Authentication is the process of confirming the accuracy of the data (such as a password) claimed to be true by an individual. The individual can be a human or a machine.
Why do we need authentication? Authentication allows us to control access as well as identify an individual accessing a computer systems. This is akin to asking for a photo ID when checking into a hotel.
There are three mechanisms by which a user or machine can be authenticated:
Knowledge Factor
Ownership Factor
Inherence Factor
There are three ways of authenticating a user when using a computer system – Single Factor Authentication, Two Factor Authentication(2FA) and Multi-Factor Authentication(MFA).
Single Factor is using any one of the three mechanisms to authenticate a user, for example, entering a username and password (Knowledge Factor). While this is one of the most commonly used method for authentication, it is slowly being phased out from being used in computer applications and systems.
2FA is using any two of the mechanisms to authenticate a user. The most common scenario for 2FA is requesting the user to enter a username and password (Knowledge Factor) followed by entering a code that is provided to the user through an App on their phone (Example: Google Authenticator) or a SMS text message or a phone call (Ownership Factor).
MFA is using all three factors to authenticate a user. For example, to access a system, the user will have to first provide their username and password, then enter a code that has been sent to their phone followed by verification of their fingerprint to complete the procedure.

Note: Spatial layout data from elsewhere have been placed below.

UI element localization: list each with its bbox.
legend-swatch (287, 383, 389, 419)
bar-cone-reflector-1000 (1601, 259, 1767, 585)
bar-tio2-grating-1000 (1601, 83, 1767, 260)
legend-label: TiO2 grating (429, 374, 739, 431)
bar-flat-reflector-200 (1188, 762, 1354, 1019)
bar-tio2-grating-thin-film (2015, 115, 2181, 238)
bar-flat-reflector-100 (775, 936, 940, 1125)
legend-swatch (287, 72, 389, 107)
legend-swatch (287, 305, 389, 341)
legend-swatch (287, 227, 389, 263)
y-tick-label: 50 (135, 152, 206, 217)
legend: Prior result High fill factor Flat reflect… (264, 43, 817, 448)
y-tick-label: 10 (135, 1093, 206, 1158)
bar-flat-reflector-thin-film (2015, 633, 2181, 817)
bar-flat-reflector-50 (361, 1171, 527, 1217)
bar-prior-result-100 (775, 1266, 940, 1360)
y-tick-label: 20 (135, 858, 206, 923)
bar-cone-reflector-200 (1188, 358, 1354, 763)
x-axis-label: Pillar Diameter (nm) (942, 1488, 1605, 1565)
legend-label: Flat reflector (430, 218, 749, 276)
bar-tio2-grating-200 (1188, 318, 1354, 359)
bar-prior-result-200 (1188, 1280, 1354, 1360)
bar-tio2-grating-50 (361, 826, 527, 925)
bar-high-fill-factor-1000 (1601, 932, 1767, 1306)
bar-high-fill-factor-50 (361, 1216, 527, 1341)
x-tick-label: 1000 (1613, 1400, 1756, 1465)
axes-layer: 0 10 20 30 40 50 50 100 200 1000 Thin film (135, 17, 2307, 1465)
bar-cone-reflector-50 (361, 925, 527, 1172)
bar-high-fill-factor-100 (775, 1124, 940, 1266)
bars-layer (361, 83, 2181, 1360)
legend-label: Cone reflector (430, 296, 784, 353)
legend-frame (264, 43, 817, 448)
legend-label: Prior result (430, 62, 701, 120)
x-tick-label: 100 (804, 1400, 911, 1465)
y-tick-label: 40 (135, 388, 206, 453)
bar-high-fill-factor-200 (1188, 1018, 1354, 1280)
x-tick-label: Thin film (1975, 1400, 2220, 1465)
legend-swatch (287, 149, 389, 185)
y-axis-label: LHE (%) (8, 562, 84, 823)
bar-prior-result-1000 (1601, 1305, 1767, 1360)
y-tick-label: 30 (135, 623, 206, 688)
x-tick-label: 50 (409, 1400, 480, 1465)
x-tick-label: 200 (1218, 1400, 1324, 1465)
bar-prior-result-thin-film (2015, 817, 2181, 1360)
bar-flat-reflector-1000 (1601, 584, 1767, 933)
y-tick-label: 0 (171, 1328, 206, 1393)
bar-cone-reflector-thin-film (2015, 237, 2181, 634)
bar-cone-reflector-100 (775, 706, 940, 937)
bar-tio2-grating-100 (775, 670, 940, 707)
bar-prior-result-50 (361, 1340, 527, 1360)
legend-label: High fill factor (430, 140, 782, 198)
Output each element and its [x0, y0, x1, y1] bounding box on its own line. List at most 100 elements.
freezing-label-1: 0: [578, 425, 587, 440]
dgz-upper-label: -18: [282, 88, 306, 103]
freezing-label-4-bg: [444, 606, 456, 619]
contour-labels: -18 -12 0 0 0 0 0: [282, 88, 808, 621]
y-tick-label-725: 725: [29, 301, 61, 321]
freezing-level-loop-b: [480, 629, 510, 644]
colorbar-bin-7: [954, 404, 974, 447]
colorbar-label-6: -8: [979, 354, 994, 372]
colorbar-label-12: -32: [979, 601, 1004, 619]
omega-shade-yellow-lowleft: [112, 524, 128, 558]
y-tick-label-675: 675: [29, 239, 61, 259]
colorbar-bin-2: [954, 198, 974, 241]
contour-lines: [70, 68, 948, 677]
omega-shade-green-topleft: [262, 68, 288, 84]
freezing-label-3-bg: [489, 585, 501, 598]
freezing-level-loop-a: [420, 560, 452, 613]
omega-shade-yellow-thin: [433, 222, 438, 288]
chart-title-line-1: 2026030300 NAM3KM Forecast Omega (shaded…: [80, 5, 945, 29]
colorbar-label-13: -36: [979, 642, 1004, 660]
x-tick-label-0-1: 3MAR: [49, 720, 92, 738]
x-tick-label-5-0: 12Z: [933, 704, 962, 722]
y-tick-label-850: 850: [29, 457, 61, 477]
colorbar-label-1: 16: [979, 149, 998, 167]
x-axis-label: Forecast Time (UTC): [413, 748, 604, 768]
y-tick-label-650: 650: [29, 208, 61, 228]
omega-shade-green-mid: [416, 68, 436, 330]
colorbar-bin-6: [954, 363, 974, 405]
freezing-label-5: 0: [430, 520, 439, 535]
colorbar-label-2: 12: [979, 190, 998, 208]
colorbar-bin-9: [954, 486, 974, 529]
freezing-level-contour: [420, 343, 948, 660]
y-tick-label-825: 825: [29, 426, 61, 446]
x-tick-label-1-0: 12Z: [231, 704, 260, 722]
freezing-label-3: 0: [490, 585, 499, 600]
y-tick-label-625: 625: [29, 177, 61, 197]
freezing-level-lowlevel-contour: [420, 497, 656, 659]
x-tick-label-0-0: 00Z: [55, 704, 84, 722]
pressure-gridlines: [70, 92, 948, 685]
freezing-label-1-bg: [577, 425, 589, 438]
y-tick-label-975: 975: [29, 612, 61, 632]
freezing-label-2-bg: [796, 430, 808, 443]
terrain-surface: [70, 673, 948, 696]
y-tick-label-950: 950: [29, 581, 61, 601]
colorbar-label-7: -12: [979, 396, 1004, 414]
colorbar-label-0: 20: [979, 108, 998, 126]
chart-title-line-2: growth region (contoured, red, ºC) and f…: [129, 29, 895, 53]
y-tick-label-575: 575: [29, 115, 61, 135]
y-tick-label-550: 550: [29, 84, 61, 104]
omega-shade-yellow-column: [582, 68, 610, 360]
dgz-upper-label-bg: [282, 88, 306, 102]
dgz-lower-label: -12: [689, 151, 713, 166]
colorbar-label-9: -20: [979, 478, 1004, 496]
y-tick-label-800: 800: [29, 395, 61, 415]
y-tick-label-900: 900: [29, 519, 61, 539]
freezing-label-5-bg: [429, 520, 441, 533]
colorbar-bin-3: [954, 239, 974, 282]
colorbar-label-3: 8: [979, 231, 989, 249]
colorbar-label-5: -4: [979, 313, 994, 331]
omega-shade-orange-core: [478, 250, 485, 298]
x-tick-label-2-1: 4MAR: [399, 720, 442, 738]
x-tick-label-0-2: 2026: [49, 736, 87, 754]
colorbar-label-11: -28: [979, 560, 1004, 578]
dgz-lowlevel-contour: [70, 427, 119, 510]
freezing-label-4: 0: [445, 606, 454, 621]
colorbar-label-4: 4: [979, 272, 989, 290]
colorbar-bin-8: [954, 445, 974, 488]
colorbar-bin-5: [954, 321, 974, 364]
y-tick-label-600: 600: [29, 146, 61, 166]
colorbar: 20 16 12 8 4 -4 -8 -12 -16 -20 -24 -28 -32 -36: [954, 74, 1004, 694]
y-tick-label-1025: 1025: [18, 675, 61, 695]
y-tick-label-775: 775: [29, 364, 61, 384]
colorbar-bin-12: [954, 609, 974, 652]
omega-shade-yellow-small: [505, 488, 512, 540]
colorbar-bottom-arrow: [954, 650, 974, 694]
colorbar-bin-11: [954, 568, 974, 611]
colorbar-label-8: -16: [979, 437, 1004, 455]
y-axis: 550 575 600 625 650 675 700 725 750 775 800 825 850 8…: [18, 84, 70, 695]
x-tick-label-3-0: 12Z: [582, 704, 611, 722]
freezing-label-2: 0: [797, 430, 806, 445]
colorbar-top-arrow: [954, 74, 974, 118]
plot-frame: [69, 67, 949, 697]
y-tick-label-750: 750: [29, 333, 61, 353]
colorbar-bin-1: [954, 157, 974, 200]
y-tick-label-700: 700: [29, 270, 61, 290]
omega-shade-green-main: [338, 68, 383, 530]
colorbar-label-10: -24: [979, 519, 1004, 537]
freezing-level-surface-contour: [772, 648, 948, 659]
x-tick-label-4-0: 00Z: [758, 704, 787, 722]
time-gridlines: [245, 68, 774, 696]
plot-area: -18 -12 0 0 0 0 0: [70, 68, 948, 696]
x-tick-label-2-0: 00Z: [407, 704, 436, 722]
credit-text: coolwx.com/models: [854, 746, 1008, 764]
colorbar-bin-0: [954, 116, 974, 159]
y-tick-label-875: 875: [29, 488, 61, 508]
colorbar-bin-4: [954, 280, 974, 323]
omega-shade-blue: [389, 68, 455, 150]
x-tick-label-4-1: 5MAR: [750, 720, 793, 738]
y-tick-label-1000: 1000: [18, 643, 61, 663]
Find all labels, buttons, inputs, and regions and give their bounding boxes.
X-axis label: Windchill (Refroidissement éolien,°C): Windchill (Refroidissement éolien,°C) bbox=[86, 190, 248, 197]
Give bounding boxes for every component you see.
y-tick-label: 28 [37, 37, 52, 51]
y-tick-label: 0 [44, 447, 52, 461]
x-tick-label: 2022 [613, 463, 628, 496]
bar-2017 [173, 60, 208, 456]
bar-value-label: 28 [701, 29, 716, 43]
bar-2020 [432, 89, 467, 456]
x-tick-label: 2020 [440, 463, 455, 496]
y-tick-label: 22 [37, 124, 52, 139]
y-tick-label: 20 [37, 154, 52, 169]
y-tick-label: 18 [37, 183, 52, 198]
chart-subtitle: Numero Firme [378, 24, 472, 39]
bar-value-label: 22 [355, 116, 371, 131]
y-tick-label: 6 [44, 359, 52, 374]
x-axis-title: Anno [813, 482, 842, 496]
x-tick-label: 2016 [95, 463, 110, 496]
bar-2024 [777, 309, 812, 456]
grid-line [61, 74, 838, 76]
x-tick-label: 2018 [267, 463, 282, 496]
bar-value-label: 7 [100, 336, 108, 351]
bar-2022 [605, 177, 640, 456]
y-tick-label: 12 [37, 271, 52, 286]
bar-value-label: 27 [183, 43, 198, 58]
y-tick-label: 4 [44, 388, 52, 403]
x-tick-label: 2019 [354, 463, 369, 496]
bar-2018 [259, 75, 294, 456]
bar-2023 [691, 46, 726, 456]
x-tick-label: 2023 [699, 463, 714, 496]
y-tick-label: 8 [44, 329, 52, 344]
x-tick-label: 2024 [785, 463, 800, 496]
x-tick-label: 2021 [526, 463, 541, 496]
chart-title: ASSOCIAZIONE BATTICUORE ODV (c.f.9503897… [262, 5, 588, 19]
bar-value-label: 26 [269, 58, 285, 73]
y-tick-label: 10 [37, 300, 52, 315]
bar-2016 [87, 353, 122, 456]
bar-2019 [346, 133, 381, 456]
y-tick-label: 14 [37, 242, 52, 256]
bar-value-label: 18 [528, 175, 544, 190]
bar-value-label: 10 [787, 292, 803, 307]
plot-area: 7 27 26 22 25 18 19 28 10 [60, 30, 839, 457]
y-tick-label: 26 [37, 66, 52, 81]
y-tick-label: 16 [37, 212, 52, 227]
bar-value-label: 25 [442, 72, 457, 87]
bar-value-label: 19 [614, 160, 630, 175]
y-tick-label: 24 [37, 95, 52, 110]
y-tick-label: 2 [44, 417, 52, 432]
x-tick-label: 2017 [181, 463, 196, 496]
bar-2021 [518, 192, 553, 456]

At PCIC, we use MFA because protecting data is one of our top priorities. This includes patient medical history data, employee information, and all of the data we create in-house and with partners. We implement this by developing and integrating the technology into our own EMR system – StreetEMR, as well as requiring all our technology partners and vendors to support the feature.
The digital community is working hard every day to discover and invent novel methods to improve security for access to systems. At PCIC we stay up to date on these methods, to protect our patient and stakeholder data.